The study of movement through a sequence of successive still photographs was the foundation of cinema. It is a strange coincidence that two of the photographers whose research on the movement of animals and humans were born and died in the same years – Étienne Jules Marey ( 1830-1904) in France and Eadweard Muybridge (1830-1904) in the UK. Their innovations of multiple cameras, multiple images on single plates and improved shutters had enormous implications for physiology, medicine, sports and art where animal movement could now be shown with scientific accuracy for the first time. There were other scientists who should not be overlooked Ottomar Anschütz (1846-1907), Arthur Clive Banfield (1875-1965), Prof. A.M. Worthington, Ernst Mach, the Bragaglia brothers in Italy, the researchers into efficient workflows Frank B. and Lillian Gilbreth and Harold E. Edgerton (1903-1990) whose mastery of the stroboscopic flash captured multiple moments on a single frame.

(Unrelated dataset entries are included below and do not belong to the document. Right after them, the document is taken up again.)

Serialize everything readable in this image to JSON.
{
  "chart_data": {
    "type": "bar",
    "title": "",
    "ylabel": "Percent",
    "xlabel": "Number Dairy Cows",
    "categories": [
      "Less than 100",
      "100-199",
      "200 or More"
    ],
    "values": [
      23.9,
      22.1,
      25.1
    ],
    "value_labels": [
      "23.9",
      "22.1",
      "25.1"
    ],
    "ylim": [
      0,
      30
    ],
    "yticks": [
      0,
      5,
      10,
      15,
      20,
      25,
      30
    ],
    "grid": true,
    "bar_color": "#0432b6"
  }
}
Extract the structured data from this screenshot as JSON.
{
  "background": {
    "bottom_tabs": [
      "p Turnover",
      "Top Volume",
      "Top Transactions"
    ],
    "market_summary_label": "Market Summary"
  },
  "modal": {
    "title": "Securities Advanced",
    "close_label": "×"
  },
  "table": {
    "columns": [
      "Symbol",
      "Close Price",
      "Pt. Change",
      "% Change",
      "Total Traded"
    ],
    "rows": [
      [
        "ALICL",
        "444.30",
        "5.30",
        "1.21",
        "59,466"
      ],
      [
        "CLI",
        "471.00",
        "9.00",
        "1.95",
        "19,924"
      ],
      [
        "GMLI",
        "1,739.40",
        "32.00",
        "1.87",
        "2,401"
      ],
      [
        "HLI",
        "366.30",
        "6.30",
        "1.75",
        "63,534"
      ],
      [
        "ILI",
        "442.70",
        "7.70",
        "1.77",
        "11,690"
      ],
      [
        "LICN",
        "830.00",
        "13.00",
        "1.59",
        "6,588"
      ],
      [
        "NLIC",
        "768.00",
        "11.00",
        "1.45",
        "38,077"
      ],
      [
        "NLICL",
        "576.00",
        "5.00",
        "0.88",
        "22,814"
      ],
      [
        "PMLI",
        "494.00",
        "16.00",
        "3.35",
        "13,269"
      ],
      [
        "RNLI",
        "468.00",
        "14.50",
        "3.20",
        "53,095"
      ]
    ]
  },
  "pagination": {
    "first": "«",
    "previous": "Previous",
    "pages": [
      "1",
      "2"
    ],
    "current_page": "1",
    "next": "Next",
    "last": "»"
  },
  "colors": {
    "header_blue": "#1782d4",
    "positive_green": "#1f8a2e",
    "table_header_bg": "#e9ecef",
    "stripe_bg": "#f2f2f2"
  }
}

Although the majority of the photographs in this exhibition created were for scientific purposes the influence they had on the art world was enormous. Thomas Eakins (1844-1916) saw the implications early on and without their inspirational images Marcel Duchamp’s oil painting Nude Descending a Staircase (1912) could not have been created. That work itself led to Eliot Eliofson’s wonderful photograph for Life Magazine (1952) of Duchamp descending a staircase.

This fine selection of 19th and 20th-century work serves as a good introduction to the variety of images produced by various chronophotographic methods.

Luminous Lint is a massive and impressively well organised website ‘for Collectors and Connoisseurs of Fine Photography’, featuring more than 6,000 photographers and over 28,000 images.